View from the porch door
I planted this Persicaria Polymorpha after reading Dan Pearson's advice that planting a big plant in a small space can be exciting. He's right! This is the PP's second year in this position, and I reckon it's doubled in size for this summer. I really love it. I love how imposing it is, I love the flower spikes, and I love how it guards the door like a dog, or a bouncer. I love how good a job it does of bringing the outside in. It's like it's knocking on the door, trying to get through. I also love how you have to interact with it to leave the house, or come into the house. You cannot ignore it. You have to engage with it, even just to push it out the way. It doesn't smell, which is a shame by a doorway, but the Non Climbing Climber rose is on the other stuff and that whiffs something special, so it's okay. I'll be honest - the angle of this pic makes it look sliiiiightly more imposing than it actually is, but only slightly. Here's the truth (NCC visible on the right there):
I call this one: red geum in front of black bin
I didn't think it was possible for anything to make this bin look good, but here we are. The red of the geum actually looks really great against the black of the bin, doesn't it. An absolutely classic colour combination of course, and I'd love to claim to have planned it, but it's a very happy accident. This geum, by the way, came from my Dad (so I don't know the name). It lived in a small crate for a few years, then I split it into four last autumn. One died, one's in a pot, one's in a raised bed, and this one is in the ground. This one's the best by miles. It has the most flowers, strong stems that don't flop in the slightest, and it's been in flowers for weeks already. Dead pleased with it. I've actually planted a nice yellow Geum Lady Stratheden next to it, but the joy of that colour clash perhaps won't arrive until next year.

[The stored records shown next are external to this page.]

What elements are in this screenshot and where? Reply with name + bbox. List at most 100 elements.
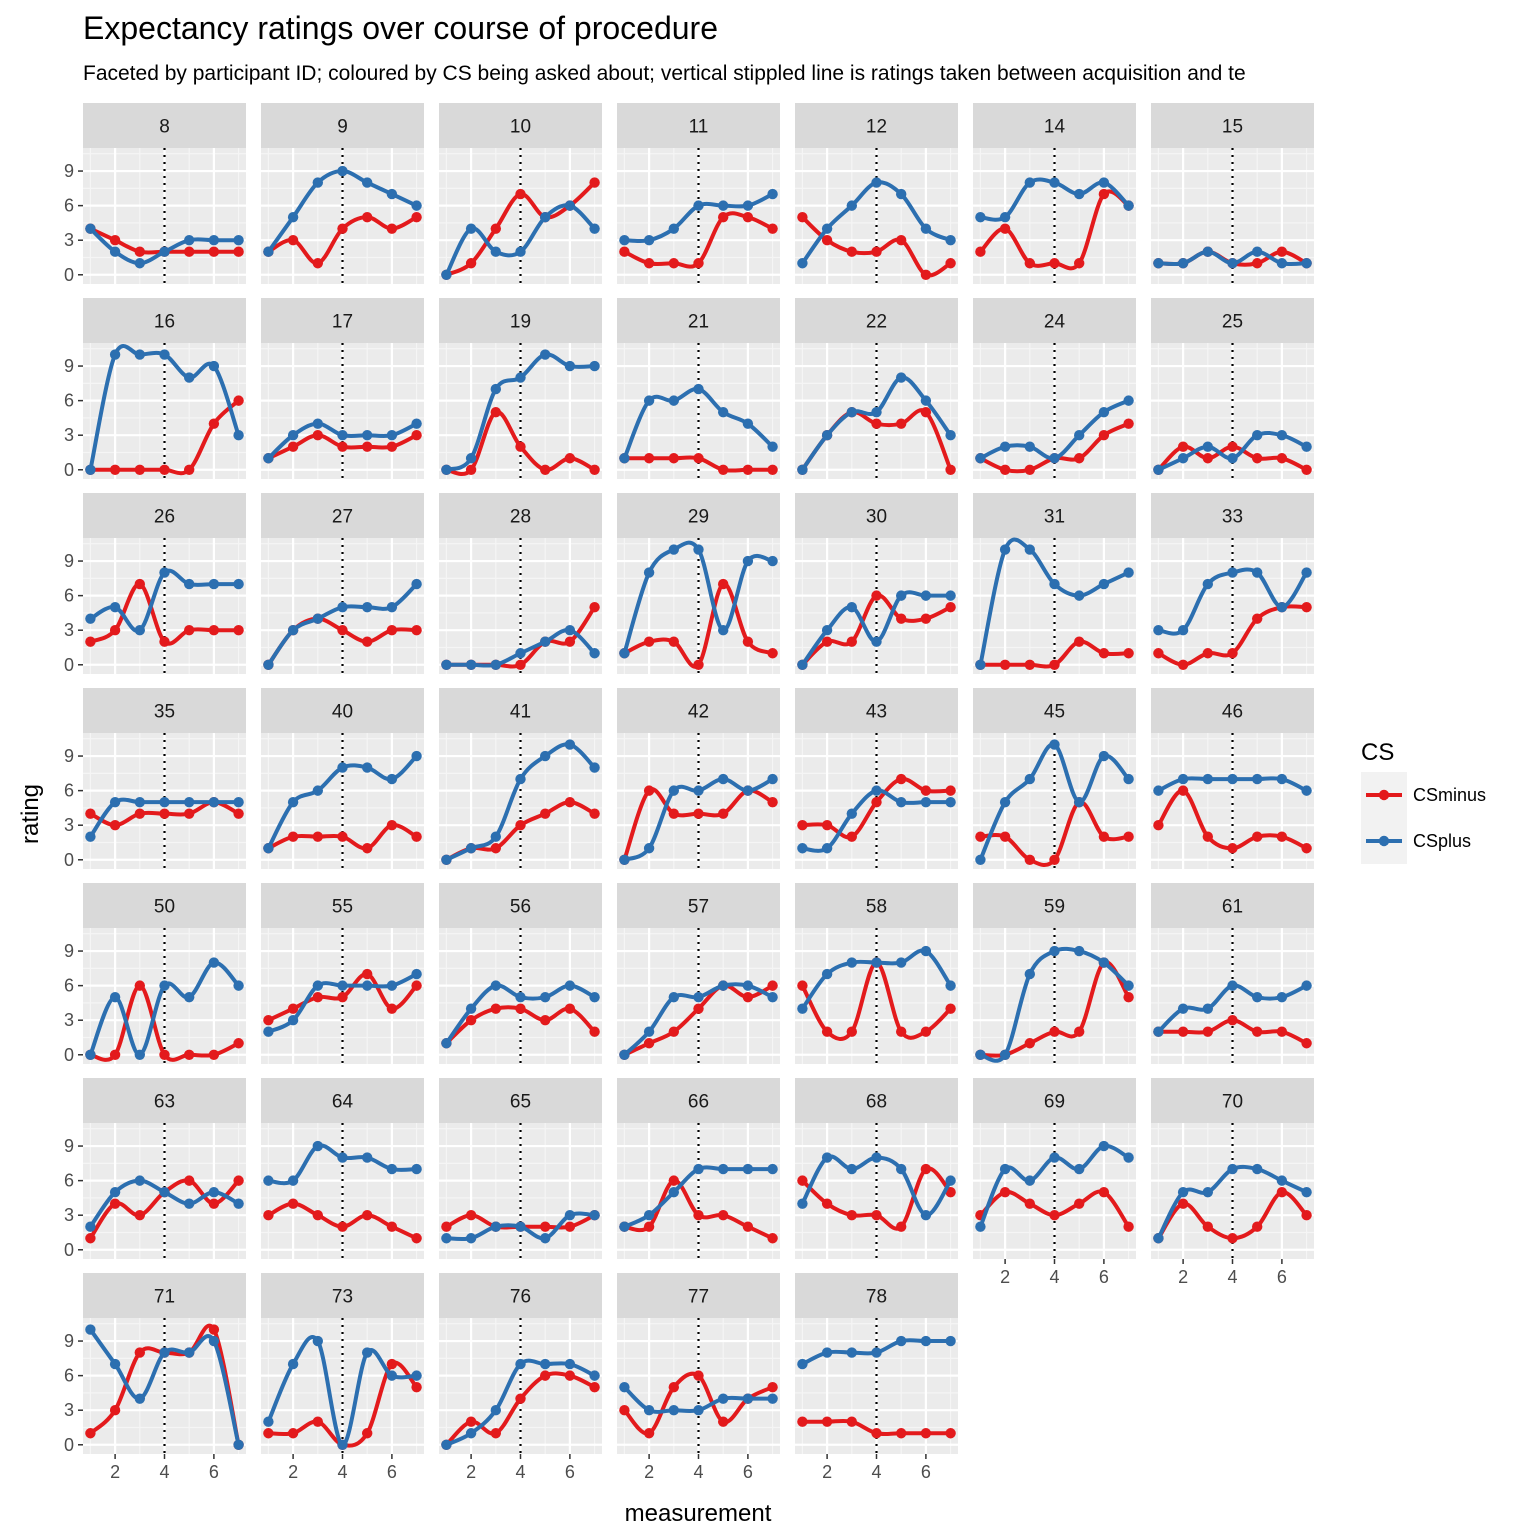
series-line: [622, 540, 775, 656]
facet-panel-71: 71: [83, 1273, 246, 1454]
x-tick-label: 4: [515, 1462, 525, 1482]
series-csminus: [619, 578, 778, 670]
series-line: [978, 398, 1131, 461]
facet-strip: [261, 1273, 424, 1318]
series-csplus: [263, 1335, 422, 1450]
facet-label: 12: [866, 117, 887, 138]
facet-strip: [1151, 1078, 1314, 1123]
series-line: [1156, 1164, 1309, 1241]
x-tick-label: 2: [822, 1462, 832, 1482]
y-tick-label: 9: [64, 1136, 74, 1156]
facet-strip: [795, 688, 958, 733]
series-csplus: [85, 344, 244, 475]
x-tick-label: 6: [1099, 1267, 1109, 1287]
facet-panel-57: 57: [617, 883, 780, 1064]
y-tick-label: 0: [64, 655, 74, 675]
series-csplus: [619, 188, 778, 246]
facet-label: 59: [1044, 897, 1065, 918]
facet-label: 41: [510, 702, 531, 723]
series-line: [622, 777, 775, 862]
facet-panel-50: 50: [83, 883, 246, 1064]
facet-strip: [617, 298, 780, 343]
legend-key-point: [1378, 789, 1390, 801]
facet-strip: [795, 883, 958, 928]
series-line: [88, 344, 241, 472]
x-tick-label: 2: [1000, 1267, 1010, 1287]
facet-label: 71: [154, 1287, 175, 1308]
series-line: [444, 742, 597, 862]
legend-entry-csplus: CSplus: [1361, 818, 1471, 864]
series-csplus: [1153, 567, 1312, 636]
facet-panel-64: 64: [261, 1078, 424, 1259]
facet-label: 29: [688, 507, 709, 528]
facet-panel-41: 41: [439, 688, 602, 869]
facet-panel-70: 70: [1151, 1078, 1314, 1259]
y-tick-label: 3: [64, 425, 74, 445]
facet-strip: [973, 103, 1136, 148]
facet-panel-69: 69: [973, 1078, 1136, 1259]
facet-label: 31: [1044, 507, 1065, 528]
y-tick-label: 3: [64, 1205, 74, 1225]
facet-label: 69: [1044, 1092, 1065, 1113]
facet-strip: [795, 298, 958, 343]
facet-label: 58: [866, 897, 887, 918]
series-csplus: [441, 200, 600, 280]
series-csplus: [263, 578, 422, 670]
facet-panel-21: 21: [617, 298, 780, 479]
facet-panel-31: 31: [973, 493, 1136, 674]
series-csplus: [797, 945, 956, 1014]
facet-strip: [795, 493, 958, 538]
facet-label: 35: [154, 702, 175, 723]
facet-label: 56: [510, 897, 531, 918]
series-line: [88, 983, 241, 1062]
series-csminus: [85, 578, 244, 647]
facet-strip: [617, 493, 780, 538]
facet-panel-76: 76: [439, 1273, 602, 1454]
facet-label: 16: [154, 312, 175, 333]
series-csplus: [797, 590, 956, 670]
facet-panel-8: 8: [83, 103, 246, 284]
series-line: [266, 754, 419, 851]
series-csplus: [441, 1358, 600, 1450]
series-csplus: [797, 372, 956, 475]
series-csminus: [797, 211, 956, 280]
series-csplus: [1153, 980, 1312, 1037]
series-line: [622, 211, 775, 269]
legend: CS CSminus CSplus: [1361, 739, 1486, 864]
facet-label: 22: [866, 312, 887, 333]
facet-label: 30: [866, 507, 887, 528]
series-line: [1156, 776, 1309, 793]
series-csplus: [85, 957, 244, 1060]
series-line: [1156, 249, 1309, 267]
series-line: [444, 1371, 597, 1447]
series-csplus: [85, 223, 244, 269]
facet-strip: [83, 298, 246, 343]
x-tick-label: 6: [565, 1462, 575, 1482]
facet-label: 25: [1222, 312, 1243, 333]
series-csminus: [797, 773, 956, 842]
series-line: [88, 582, 241, 646]
x-tick-label: 6: [209, 1462, 219, 1482]
series-csplus: [441, 349, 600, 475]
facet-label: 11: [689, 117, 709, 138]
facet-panel-30: 30: [795, 493, 958, 674]
series-line: [88, 398, 241, 476]
facet-strip: [261, 103, 424, 148]
series-line: [978, 177, 1131, 222]
y-tick-label: 9: [64, 551, 74, 571]
facet-strip: [795, 1078, 958, 1123]
facet-strip: [261, 883, 424, 928]
series-line: [978, 639, 1131, 669]
facet-strip: [795, 103, 958, 148]
facet-label: 21: [688, 312, 709, 333]
series-csminus: [1153, 785, 1312, 854]
facet-label: 15: [1222, 117, 1243, 138]
y-tick-label: 6: [64, 391, 74, 411]
series-line: [622, 1385, 775, 1414]
facet-strip: [439, 298, 602, 343]
series-line: [622, 386, 775, 461]
facet-strip: [973, 1078, 1136, 1123]
facet-strip: [1151, 688, 1314, 733]
series-csplus: [263, 750, 422, 854]
facet-label: 43: [866, 702, 887, 723]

Canna get you out of my head
Sometimes it feels like fate when you end up in possession of certain plants. It's not, of course, because fate is nonsense. But it feels like that. If only for a minute. At any given time I have a list of plants in my head that I want but for whatever reason haven't got round to buying yet. Then, when I end up in a place where the exact thing I've been lusting after is for sale, I have no choice but to purchase. Last weekend, on Saturday June 2, I did an Urban Gardening course at Walworth Garden in Southwark, and very good it was too (more to come on this at a later date). The garden operates as a charity, helping people in the local area with horticultural training and therapy, and since current CEO and head gardener Oli has been in charge, it's been operating as a garden centre too. This canna lily was on sale for £10, so I went and bloody bought it didn't I. As you can see from the pic I took it to the pub for a pint of cider, and we had a highly productive chat about exactly what I am expecting from it in the garden. Mostly: garish colour. Excellently, the lady who served me the booze was well into the plant and stroked the red leaves like they were a dog's ears. Once it gets going the flowers will be bright orange, and I'm gonna stick it in a pot on a shelf on a north facing wall that's been painted white, alongside some dahlias, salvias and grasses (also in pots) and see what happens. I am anticipating great vibes.